Me marché con la sensación de ser un afortunado porque tres meses es una poquedad –para ellos– aunque una eternidad para el que espera. Redacto estas líneas cuando el mes de septiembre avanza por el calendario. Ni jumo ni pelo. Incluso si recurres a solicitar información a través de la web municipal, mutis por el foro. ¿Se hará con toda la ciudadanía, me cuestiono, o solo ocurre conmigo porque, quizás, no gusta lo que escribo? ¿Te acuerdas de la campaña del contenedor marrón? También pregunté y la señorita que me atendió –de la empresa municipal Realserv– alegó no saber nada. ¿Es esta la transparencia que merece una calificación sobresaliente? Me lo expliquen.

Lees estas líneas el 4 de septiembre (viernes). Terminé de redactarlas el día anterior por la tarde. Sigo a la espera de que la policía municipal emita el informe. Eso me dicen. Porque Noelia no sabe nada. Domingo, tampoco. Carolina, me imagino, sostendrá que hay pocos agentes. Todos ellos (concejales)  cobran religiosamente a final de mes. Y los muchos cargos de confianza. Sobra el dinero para fiestas y autobombo. Los superávits publicitados demuestran que los ingresos son generosos. Al tiempo, la ejecución presupuestaria tiene más baches que las carreteras del pueblo. Y los déficits a subsanar, unos cuantos. Figurines, abundantes. Gestores, no los veo.

Si antes de final de año escuchas unos voladores a destiempo, no te preocupes; seré yo que brinco de alegría porque me habrá llegado un mensaje del ayuntamiento indicándome que Adolfo en persona viene a pintarme de amarillo el metro demandado. Asistirán con él todo el grupo de gobierno, el jefe de la policía vestido de gala, el responsable de protocolo con atril y micro, el de prensa con todos los medios de comunicación regionales, el párroco de Santiago Apóstol con el agua bendita, la Sociedad Musical Filarmónica, Acorán y Tigaray, los directores de todos los centros docentes y una amplísima representación del alumnado…

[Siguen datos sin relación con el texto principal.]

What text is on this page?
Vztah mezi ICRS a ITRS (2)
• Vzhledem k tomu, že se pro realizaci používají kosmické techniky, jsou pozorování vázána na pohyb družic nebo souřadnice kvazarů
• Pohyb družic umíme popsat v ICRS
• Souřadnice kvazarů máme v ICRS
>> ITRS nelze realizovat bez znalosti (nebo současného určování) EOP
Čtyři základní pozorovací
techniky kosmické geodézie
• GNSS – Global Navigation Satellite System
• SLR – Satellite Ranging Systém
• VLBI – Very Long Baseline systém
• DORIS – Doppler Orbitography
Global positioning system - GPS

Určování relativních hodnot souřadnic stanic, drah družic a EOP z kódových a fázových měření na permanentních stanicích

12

Qué afortunados son todos los que se hinchan en poner iconos del bien quedar en las publicaciones del ayuntamiento –perdón, grupo de gobierno– porque este servidor de ustedes tiene tanta suerte como cuando juega un décimo de lotería navideña. En fin, tendré que seguir llamando a la policía. Aunque no me hagan el informe preceptivo. Y antes de las próximas elecciones (mayo de 2027), iré a hablar de nuevo con Noelia acerca de la agilización de los trámites burocráticos. Qué desgraciadito soy.